Court Opinion

ID: 9438444
Source: CourtListenerOpinion
Date Created: 2023-08-03 05:35:36.707103+00
Date Added: 2024-06-11T17:25:37.522742
License: Public Domain

HELENE N. WHITE, Circuit Judge
(concurring in part and dissenting in part).
I agree that Plaintiffs waived any argument that the Union is unable to waive the ERISA rights of its members. I respectfully dissent, however, from the majority’s conclusion that the Release clearly and unambiguously releases the claims of the individual Plaintiffs as well as the Union. The prefatory language that the Agreement “is between Arkema, Inc., ... the United Steelworkers, and its affiliated Local 2-591 (hereinafter referred to as the Union), on behalf of the employees of the Company hereinafter specified” simply states that the Union is representing the interests of the employees.
The language of the Release states:
In consideration of items set forth in Section 4 above, the Union discharges and releases the Company of and from all claims, causes of actions, unfair labor practice charges, grievances, arbitra-tions, dues, sums of money, attorneys’ fees and costs, accounts, contracts, torts, agreements, promises, damages, judgments, rights, demands, or otherwise (“Claims”), known or unknown, in law or equity, accrued or unaccrued, contingent or non-contingent, whenever arising from the beginning of time up until the date of this Agreement, whether common law or statutory, that the Union in any way might have, or could have, against the Company, including by way of example, all claims in any way arising from, or relating to: the sale of the Riverview Plant; alleged violations of the collective bargaining agreement ... violations of the National Labor Relations Act, ... violations of the Labor Management Relations Act, ... violations of the Employee Retirement In*195come Security Act, ... or regulations promulgated pursuant thereto, (except this ERISA waiver does not apply to prospective claims, only to claims that could have been brought up to the date of the Agreement); violations of the Worker Adjustment and Retraining Notification Act, ...
[Emphasis added.] The Release language states that the Union is discharging and releasing the Company from any claims the Union might have. It does not purport to release employees’ individual claims.
Further, paragraph 9 acknowledges that the Release resolves “all issues between the Union and the Company.”
Nor do I view paragraph 6 as providing unambiguously that all individual claims not excluded are released.

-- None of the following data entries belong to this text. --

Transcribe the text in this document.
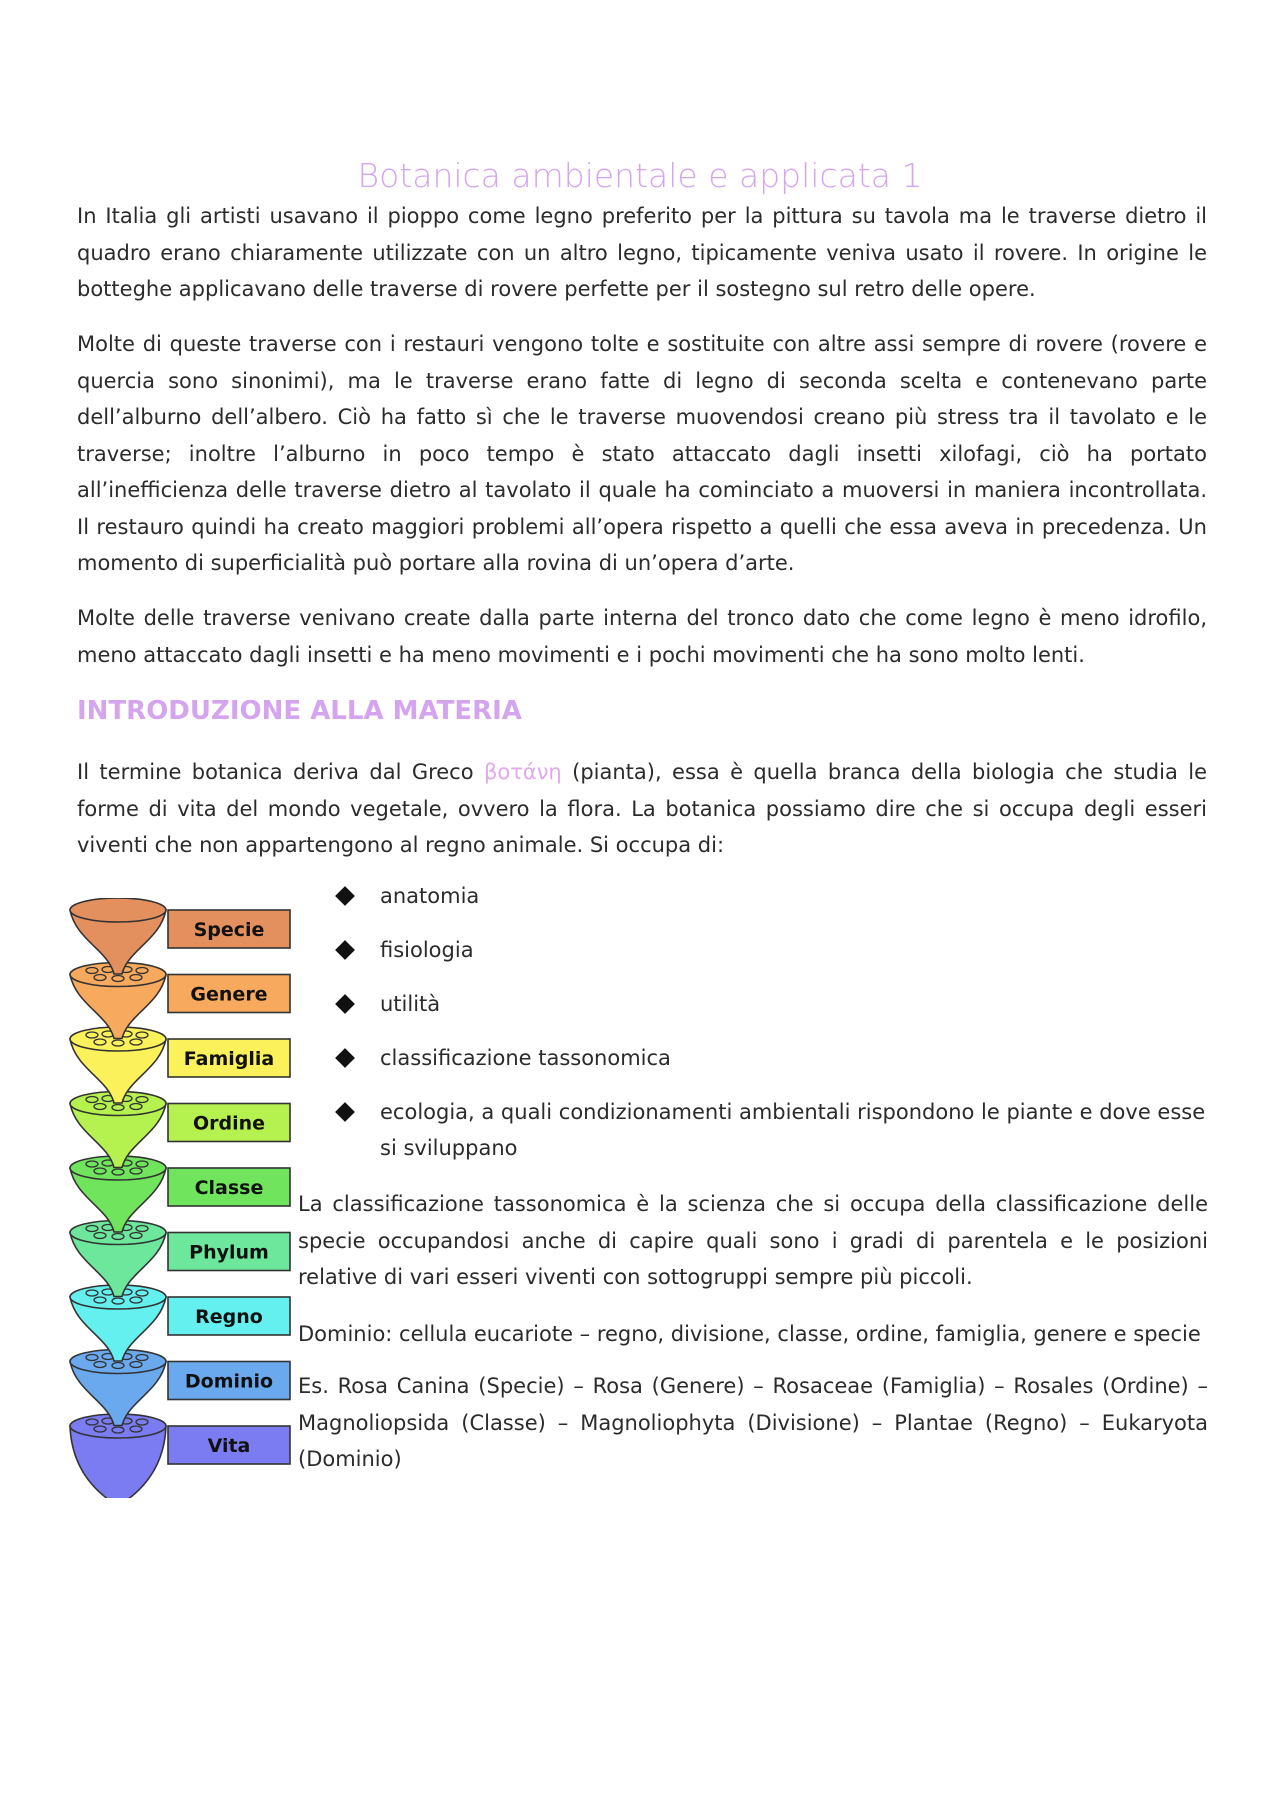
Botanica ambientale e applicata 1

In Italia gli artisti usavano il pioppo come legno preferito per la pittura su tavola ma le traverse dietro il quadro erano chiaramente utilizzate con un altro legno, tipicamente veniva usato il rovere. In origine le botteghe applicavano delle traverse di rovere perfette per il sostegno sul retro delle opere.

Molte di queste traverse con i restauri vengono tolte e sostituite con altre assi sempre di rovere (rovere e quercia sono sinonimi), ma le traverse erano fatte di legno di seconda scelta e contenevano parte dell’alburno dell’albero. Ciò ha fatto sì che le traverse muovendosi creano più stress tra il tavolato e le traverse; inoltre l’alburno in poco tempo è stato attaccato dagli insetti xilofagi, ciò ha portato all’inefficienza delle traverse dietro al tavolato il quale ha cominciato a muoversi in maniera incontrollata. Il restauro quindi ha creato maggiori problemi all’opera rispetto a quelli che essa aveva in precedenza. Un momento di superficialità può portare alla rovina di un’opera d’arte.

Molte delle traverse venivano create dalla parte interna del tronco dato che come legno è meno idrofilo, meno attaccato dagli insetti e ha meno movimenti e i pochi movimenti che ha sono molto lenti.

INTRODUZIONE ALLA MATERIA

Il termine botanica deriva dal Greco βοτάνη (pianta), essa è quella branca della biologia che studia le forme di vita del mondo vegetale, ovvero la flora. La botanica possiamo dire che si occupa degli esseri viventi che non appartengono al regno animale. Si occupa di:

anatomia
fisiologia
utilità
classificazione tassonomica
ecologia, a quali condizionamenti ambientali rispondono le piante e dove esse si sviluppano

La classificazione tassonomica è la scienza che si occupa della classificazione delle specie occupandosi anche di capire quali sono i gradi di parentela e le posizioni relative di vari esseri viventi con sottogruppi sempre più piccoli.

Dominio: cellula eucariote – regno, divisione, classe, ordine, famiglia, genere e specie

Es. Rosa Canina (Specie) – Rosa (Genere) – Rosaceae (Famiglia) – Rosales (Ordine) – Magnoliopsida (Classe) – Magnoliophyta (Divisione) – Plantae (Regno) – Eukaryota (Dominio)

Vita
Dominio
Regno
Phylum
Classe
Ordine
Famiglia
Genere
Specie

Paragraph 6 makes clear that in waiving all claims based on the labor contracts between the parties, and in settling, pursuant to the Release, the grievances detailed in the Appendices, which include grievances based on Arkema’s interpretation of the Severance Agreement, the parties did not intend to affect the vested pension rights of any of the employees, and nothing in the Release is intended to bar the pursuit of such a claim. Paragraph 6 is intended to eliminate any doubt regarding the release of certain individual claims; it does not affirmatively waive other claims.
It may well be that certain individual claims so overlap Union claims that they can only be seen as having been released. These ERISA claims are not of that nature, and the Release Agreement is at best ambiguous regarding the release of these claims.
I would reverse and remand for further proceedings.